La semana pasada hablé sobre las autoridades en la lengua, esas a las que solemos recurrir cuando tenemos una duda, y las que establecen la norma de lo que debe hacerse y decirse, y lo que no. Como comenté, siempre se ha considerado a la Real Academia Española (RAE) como la máxima autoridad, sin cuestionarnos sobre esta. Además, la RAE, con sus documentos, ha logrado establecer una especie de hegemonía en la lengua, apoyada, claro, por siglos y siglos de pensamiento colonialista.
Cada vez que sale una nueva publicación de la RAE suele haber revuelo. Recordemos cómo, apenas se publicó la vigésima tercera edición de la obra principal de la Academia, el Diccionario de la Lengua Española (DLE), en 2014, todos (con los medios a la cabeza) se avocaron a buscar las palabras que se habían aceptado. Somos cándidos, pensamos que el hecho de que la RAE acepte palabras las convierte por obra de magia en elementos vivientes, pero esto es algo tan naturalizado que no nos damos cuenta. Lo mismo sucedió cuando vio la luz el Diccionario panhispánico de dudas, o las nuevas Ortografía y Gramática. Son obras de referencia, sí, pero también debemos leerlas con cuidado y pensar que su visión está, de todas maneras, un poco sesgada por la autoridad del español ibérico que se establece en ellas.
Aunque desde hace algún tiempo, la RAE y las academias de la Lengua americanas han insistido en el carácter panhispánico de sus obras, todavía persiste aquello de usar como referencia el español ibérico. El DLE y sus definiciones están enfocados y basados en las acepciones aceptadas del otro lado del Atlántico; las acepciones americanas son aceptadas como eso, americanismos. Es verdad que en el DLE ya se incluye la marca propia de España, para resaltar algunas palabras que solo se usan ahí, pero no es esa una gran revolución. La revolución, por ejemplo, hubiera sido dar mucho más valor al Diccionario de Americanismos, que la Asociación de Academias de la Lengua Española (Asale) publicó en 2010. Este diccionario, según la página de la Asale, «constituye un repertorio léxico que pretende recoger todas las palabras propias del español de América.
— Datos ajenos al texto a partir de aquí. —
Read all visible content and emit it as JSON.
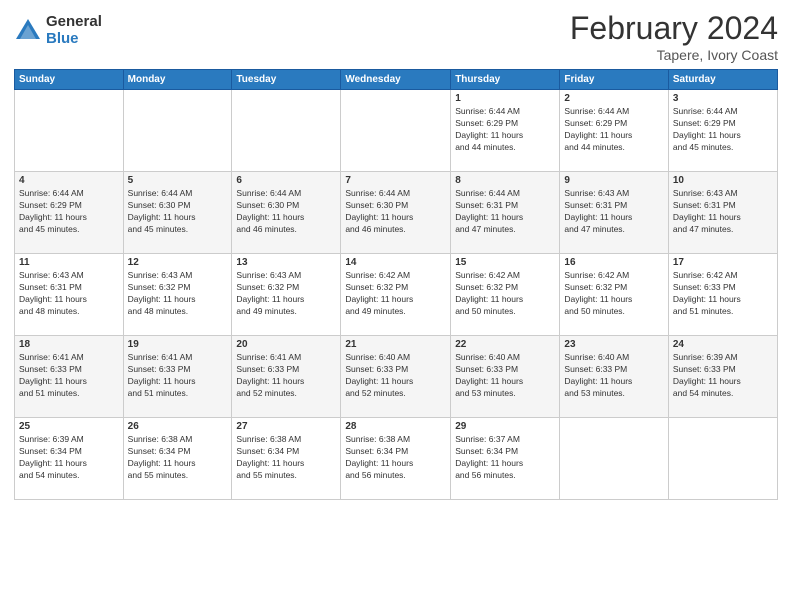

Contiene 70.000 voces, lexemas complejos, frases y locuciones y un total de 120.000 acepciones». Seguramente pocos saben acerca de esta obra, que fue un trabajo largo y sostenido en el que participaron lexicógrafos y expertos del idioma de América. Incluso existe, desde 2013, una edición en línea en la página de la Asale, que no se consulta con tanta asiduidad como lo hacemos con el DLE.
Dar más valor a este diccionario, que reúne las acepciones que se usan en América, y a todos los otros diccionarios nacionales y americanos que no son obras ‘académicas’, sería, en realidad, dar valor a la lengua que camina por las calles de nuestro continente, hacer una revolución como las que nos convirtieron en naciones hace dos siglos. Es un poco paradójico que hayamos logrado la independencia de España hace doscientos años y todavía no podamos desligarnos de ella cuando se trata de la lengua. No sugiero una ruptura, pero sí definir los espacios, pensar la lengua desde nuestro continente, desde nuestros países, desde nuestros espacios como usuarios autónomos y creativos.